In the spring of 2020, the European Commission published its new EU-Africa Strategy. The document pointed out the necessity of cooperation between the EU and the African Union through five partnership pillars.
The COVID-19 pandemic has placed the strategy in need of urgent reform. As a result of the pandemic, the African continent is facing a crisis that is barely manageable, making European support in the short-, medium- and long-term indispensable.
Against this background, it is difficult to understand why the EU-Africa summit, where the partnerships envisaged with the African Union should be discussed, has been repeatedly postponed. It would have been an important opportunity to discuss the urgent health and trade issues.
“The EU needs to broaden economic ties that are currently mainly focused on trade”
However, the cooperative tone of the EU-Africa Strategy, which is continued in the COVID-19 recovery plan with regard to global vaccine production opportunities, is not reflected in practice.
In the debate on the temporary suspension of intellectual property rights – the so-called ‘TRIPS Waiver’ - for the production of vaccines and other products needed to contain the pandemic, the EU is standing on the side of major pharmaceutical companies, just like many other industrialised countries.
This is not a strong symbol of partnership, given the fact that the initiative for the waiver came from South Africa and has strong support from the African Union and the ‘Least-Developed Countries’ Group in the WTO. Instead, the EU is focussing on the delivery of vaccine doses through the COVAX initiative.
The problem is that - according to the BBC - only two out of 100 Africans have received vaccination doses so far. This is at least partly due to the decreasing quantity of donated vaccine doses.
Alternative routes, in the form of increasing all possible production capacities, must therefore be pursued urgently. It is only by working towards global herd immunity that we can defeat the pandemic in the long run.
In order to achieve a politically desirable enhanced partnership between the EU and the African continent, a lot remains to be done. The EU needs to broaden economic ties that are currently mainly focused on trade.

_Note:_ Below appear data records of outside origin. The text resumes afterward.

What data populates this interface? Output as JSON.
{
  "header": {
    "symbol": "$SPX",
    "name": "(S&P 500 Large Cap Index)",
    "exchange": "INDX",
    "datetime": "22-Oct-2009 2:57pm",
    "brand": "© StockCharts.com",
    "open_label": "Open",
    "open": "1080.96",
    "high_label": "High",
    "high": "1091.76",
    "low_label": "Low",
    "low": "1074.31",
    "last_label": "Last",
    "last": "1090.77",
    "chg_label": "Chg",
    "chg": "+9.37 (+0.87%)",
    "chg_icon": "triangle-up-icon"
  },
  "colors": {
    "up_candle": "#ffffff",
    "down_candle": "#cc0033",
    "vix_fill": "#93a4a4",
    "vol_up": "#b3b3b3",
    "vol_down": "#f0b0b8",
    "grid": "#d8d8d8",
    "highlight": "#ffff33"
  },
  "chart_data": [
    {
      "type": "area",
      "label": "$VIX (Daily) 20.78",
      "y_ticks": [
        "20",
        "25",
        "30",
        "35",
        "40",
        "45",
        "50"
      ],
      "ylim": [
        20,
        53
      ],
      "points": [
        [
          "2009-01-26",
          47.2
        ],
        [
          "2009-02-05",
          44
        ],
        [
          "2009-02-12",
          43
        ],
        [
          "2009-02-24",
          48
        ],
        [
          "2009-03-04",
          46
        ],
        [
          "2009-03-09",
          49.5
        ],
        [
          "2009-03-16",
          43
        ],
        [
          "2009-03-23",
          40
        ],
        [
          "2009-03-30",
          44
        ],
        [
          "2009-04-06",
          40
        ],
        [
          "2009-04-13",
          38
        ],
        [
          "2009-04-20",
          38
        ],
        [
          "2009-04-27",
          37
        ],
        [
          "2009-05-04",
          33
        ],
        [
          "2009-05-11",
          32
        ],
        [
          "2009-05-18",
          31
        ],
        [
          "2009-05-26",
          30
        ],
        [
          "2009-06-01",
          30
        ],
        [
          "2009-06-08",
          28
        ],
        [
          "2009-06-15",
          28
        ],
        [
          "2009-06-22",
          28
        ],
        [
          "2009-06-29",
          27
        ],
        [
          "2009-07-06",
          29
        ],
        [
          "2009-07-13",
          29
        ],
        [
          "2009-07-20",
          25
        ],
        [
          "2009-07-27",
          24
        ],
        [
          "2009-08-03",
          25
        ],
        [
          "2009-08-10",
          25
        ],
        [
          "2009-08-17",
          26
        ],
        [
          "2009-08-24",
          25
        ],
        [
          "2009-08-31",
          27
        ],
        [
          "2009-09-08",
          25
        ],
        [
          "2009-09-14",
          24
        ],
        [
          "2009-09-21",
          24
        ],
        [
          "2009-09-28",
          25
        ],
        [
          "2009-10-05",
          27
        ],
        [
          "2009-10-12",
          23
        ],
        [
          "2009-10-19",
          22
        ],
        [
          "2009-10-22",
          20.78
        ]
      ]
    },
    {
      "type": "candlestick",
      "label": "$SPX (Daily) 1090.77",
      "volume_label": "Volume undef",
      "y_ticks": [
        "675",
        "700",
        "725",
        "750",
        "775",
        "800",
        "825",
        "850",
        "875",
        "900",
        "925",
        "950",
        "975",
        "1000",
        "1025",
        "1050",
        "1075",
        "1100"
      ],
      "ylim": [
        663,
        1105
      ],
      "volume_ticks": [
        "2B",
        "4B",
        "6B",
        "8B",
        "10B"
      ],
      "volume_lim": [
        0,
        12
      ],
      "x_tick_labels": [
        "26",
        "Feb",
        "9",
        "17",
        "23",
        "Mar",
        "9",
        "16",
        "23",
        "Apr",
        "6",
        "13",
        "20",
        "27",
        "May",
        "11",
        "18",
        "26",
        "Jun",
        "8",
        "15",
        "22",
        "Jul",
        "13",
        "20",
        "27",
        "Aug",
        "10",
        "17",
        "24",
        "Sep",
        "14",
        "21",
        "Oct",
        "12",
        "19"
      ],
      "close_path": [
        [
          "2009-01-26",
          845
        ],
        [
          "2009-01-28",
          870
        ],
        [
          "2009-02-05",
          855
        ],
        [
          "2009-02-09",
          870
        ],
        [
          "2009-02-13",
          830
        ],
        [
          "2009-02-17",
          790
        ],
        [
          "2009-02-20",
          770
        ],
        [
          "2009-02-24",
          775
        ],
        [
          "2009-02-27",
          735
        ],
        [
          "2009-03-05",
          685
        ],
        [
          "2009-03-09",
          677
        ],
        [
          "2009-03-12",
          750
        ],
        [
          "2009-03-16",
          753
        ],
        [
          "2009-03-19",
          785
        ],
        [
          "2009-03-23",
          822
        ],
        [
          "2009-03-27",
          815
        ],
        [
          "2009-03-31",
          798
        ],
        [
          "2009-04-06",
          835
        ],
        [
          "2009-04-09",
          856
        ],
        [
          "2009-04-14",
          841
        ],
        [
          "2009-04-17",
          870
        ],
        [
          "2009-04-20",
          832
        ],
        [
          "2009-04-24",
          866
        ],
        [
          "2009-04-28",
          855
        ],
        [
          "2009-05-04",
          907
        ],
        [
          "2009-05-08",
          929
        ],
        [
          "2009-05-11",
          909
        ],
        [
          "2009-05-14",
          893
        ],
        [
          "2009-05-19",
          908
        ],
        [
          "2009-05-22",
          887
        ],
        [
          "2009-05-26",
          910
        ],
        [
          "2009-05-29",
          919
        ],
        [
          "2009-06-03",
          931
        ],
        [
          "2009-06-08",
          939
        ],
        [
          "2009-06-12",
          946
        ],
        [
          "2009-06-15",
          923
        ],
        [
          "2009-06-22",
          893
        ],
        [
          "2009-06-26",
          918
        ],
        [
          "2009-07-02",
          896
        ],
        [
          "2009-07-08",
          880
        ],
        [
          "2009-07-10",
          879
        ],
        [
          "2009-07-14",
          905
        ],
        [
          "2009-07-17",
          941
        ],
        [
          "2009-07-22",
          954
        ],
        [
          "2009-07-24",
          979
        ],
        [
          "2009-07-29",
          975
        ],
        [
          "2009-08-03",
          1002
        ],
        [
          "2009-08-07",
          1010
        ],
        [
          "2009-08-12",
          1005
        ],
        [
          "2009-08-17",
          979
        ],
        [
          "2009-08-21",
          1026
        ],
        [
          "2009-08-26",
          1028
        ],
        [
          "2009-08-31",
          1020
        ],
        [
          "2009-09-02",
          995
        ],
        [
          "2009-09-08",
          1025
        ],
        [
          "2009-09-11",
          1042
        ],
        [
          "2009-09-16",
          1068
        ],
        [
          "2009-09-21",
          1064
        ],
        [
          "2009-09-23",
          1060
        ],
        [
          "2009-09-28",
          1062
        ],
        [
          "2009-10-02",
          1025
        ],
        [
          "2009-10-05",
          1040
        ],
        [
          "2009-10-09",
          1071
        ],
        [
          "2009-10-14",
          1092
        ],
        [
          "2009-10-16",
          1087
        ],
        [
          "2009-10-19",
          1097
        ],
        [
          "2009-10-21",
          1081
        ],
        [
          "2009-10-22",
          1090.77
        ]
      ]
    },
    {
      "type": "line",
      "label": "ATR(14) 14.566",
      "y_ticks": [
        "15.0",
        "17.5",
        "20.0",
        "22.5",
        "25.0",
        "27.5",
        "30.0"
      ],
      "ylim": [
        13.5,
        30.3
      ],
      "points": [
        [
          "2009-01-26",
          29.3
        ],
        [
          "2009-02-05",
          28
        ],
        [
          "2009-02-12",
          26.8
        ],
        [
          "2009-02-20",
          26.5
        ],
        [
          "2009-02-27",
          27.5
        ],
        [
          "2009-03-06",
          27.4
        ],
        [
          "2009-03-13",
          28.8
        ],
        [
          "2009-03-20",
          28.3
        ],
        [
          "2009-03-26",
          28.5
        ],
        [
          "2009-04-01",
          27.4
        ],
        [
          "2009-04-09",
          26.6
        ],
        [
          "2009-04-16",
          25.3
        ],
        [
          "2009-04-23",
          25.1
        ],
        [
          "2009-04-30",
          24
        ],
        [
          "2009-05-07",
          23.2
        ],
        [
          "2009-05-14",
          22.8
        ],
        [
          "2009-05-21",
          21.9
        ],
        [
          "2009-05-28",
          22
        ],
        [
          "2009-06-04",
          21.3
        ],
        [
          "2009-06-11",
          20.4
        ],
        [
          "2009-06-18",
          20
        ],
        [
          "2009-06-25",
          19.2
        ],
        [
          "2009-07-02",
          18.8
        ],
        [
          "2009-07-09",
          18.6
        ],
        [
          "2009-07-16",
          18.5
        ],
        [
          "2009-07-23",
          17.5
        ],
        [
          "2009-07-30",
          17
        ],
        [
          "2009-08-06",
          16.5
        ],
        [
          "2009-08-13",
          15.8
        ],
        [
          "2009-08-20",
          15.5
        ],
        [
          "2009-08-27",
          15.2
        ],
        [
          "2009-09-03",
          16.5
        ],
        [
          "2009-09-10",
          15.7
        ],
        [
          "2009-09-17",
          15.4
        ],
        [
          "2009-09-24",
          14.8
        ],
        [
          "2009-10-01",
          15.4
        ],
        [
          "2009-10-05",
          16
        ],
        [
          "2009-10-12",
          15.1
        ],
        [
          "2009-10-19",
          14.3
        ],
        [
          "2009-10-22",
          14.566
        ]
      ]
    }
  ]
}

A number of short- and long-term measures are needed to support the establishment and development of independent production capacities. In the short term, export restrictions on COVID-19 related medical devices have to be removed, as was also requested by the WTO Director-General. Many key exporters, including EU Member States are currently blocking movement of these vital products.
Looking ahead, the G20 need to expand relief for highly indebted African countries. The initiative must involve private creditors. Debt reductions might, in the long run, open up the policy space in LDCs for the improvement of fragile health systems.
Furthermore, the EU needs to supply capacity-building measures as well as investments in public infrastructures, such as energy and water supply and road construction.
Finally, public-private investment initiatives with a local focus need to promote intra-regional trade as well as the diversification of supply chains.